I cannot comprehend the world’s perpetual hatred of Jews, of all people, still today given their history and the Holocaust—which did occur and was proudly chronicled and methodically recorded by Germans during Hitler’s reign.  The only anti-Semite acts I recall growing up around Dallas was synagogues vandalized with swastikas, probably the work of teens, wannabe Nazis who more than likely by now have lived long enough to regret what they did.

Faster than the speed of speech

Americans have always wrestled with our constitutional right of free speech.  This is why and how we’ve come to this point in our political and social history: the internet and our insistence to leave uncensored what others say and believe, no matter how offensive, prejudiced and untrue.  Even the American Civil Liberties Union, which members include a number of Jewish people, would support the right of everyone to say whatever he or she wants, short of pranking “Fire!” in a crowded theater.  Therefore, responsible speech was the key to maintaining our free society.

But because of free speech in the Information Age, we’ve created an era of ugliness.  Those white communities throughout our nation, the ones who collectively hate Jews enough to kill them or wish them harm, have discovered a brotherhood of sorts on the internet.  White Nationalist websites are worldwide with memberships growing wildly since the dawn of the internet.  These are sites filled with jokes and sensationalized stories about blacks and every race and ethnicity on the planet, of course including Jews.  After Trump was elected president, our own crop of white Nationalists and neo-Nazis felt they could finally come out in public and proclaim their ideals, chanting in their march on Charlottesville “The Jews will not replace us!!!”

Shocking—to someone like me, raised without ever hearing an unkind sentiment against Jews.  I grew up on ’60s & ’70s TV, watching plenty of comedians comfortably make fun of their Jewish heritage, their people and the stereotypes.  In the privacy of our homes, we laughed because the comedians, actors, singers, writers and shows made us think it was all right to laugh at what was ludicrous.  No harm done because in the heart of TV land, we held no animosity toward Jews as a people or a culture.  We were entertained, never seeing a hint of sadness in those who made us smile.  We had nothing to fear from each other, audience and entertainer.

Too, we were horrified when watching movies about real-life stories during the Holocaust, of degradation and for a few survival.  We cried at depictions of a stark reality, what European Jews had to go through during Hitler’s reign.  We wept because of our shared humanity, never for a moment thinking deep resentment and hatred toward these people still exists, not all these years after the last world war.

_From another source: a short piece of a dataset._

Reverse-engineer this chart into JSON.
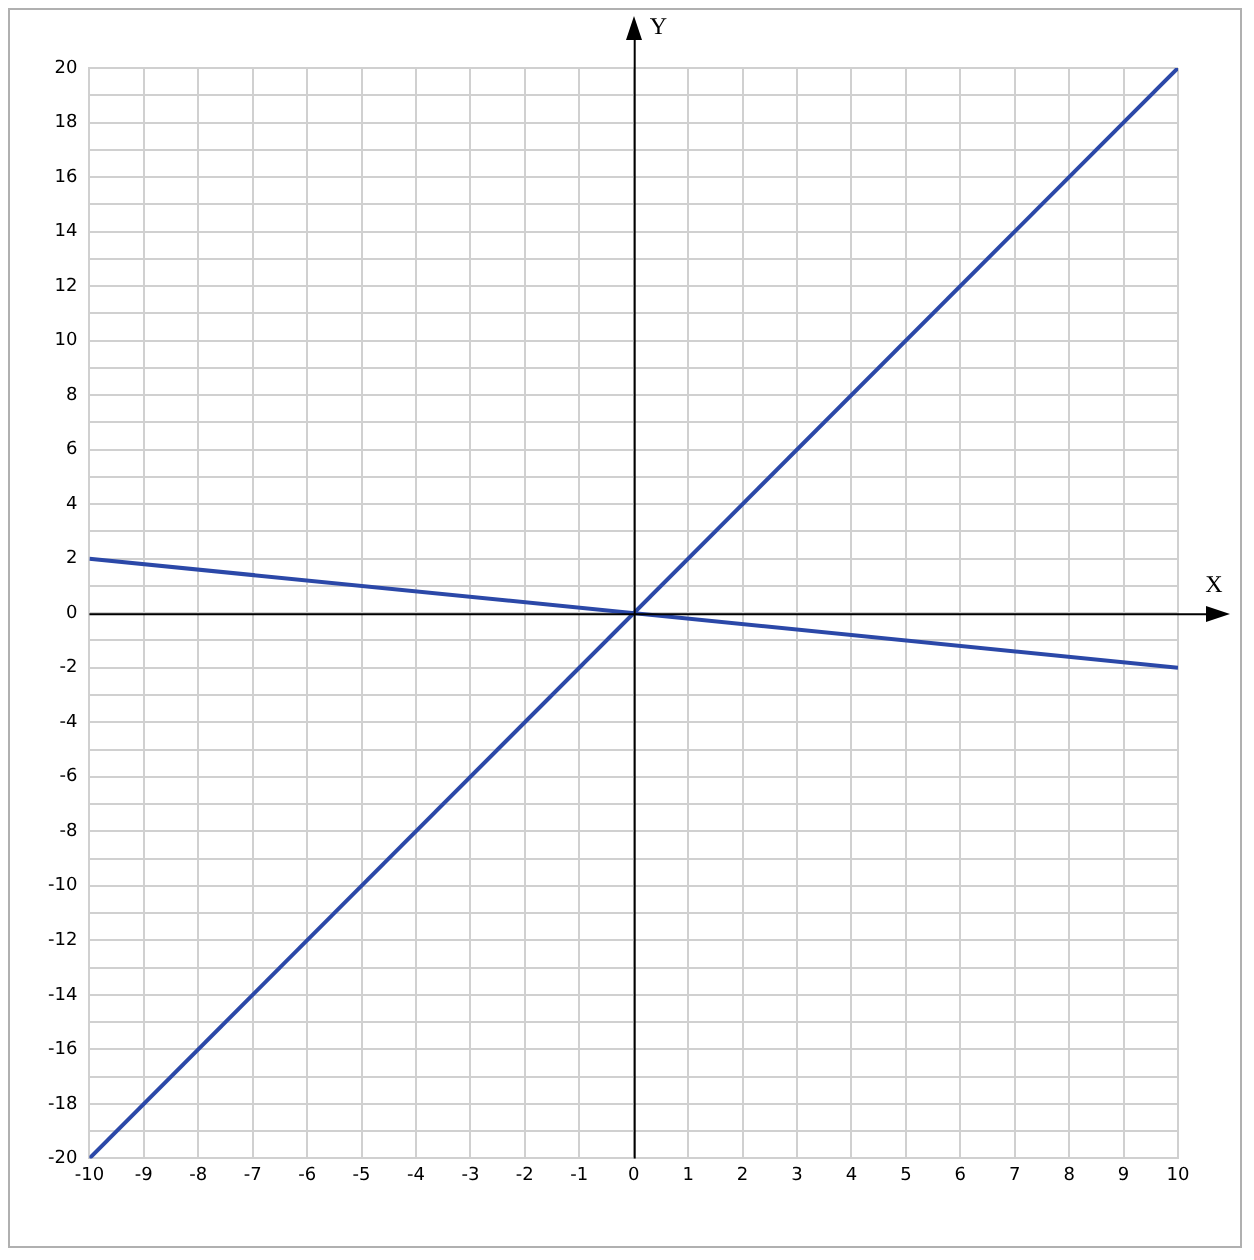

Like the Nazis, white Nationalists are more often Christian than atheist, surely celebrating Christmas and Easter especially if they have children.  That is most incomprehensible: Christians hating Jews.  The Jews would tell us the hatred started long ago, an animosity, a tribal fear, a social and cultural jealousy that goes back in time thousands of years, way before Christ.  Jewish history is not the history of everyone else.  That is because many communities would not allow Jews as residents.  Then television and movies brought Jews right into our homes, like virtual neighbors.  Turns out, Jewish people, whether through humor or historical fact, can teach the rest of us quite a lot: about spiritual faith, common decency, empathy, justice, assimilation, wisdom, humor, cooperation, communication, and acceptance of those who hate them … and always will.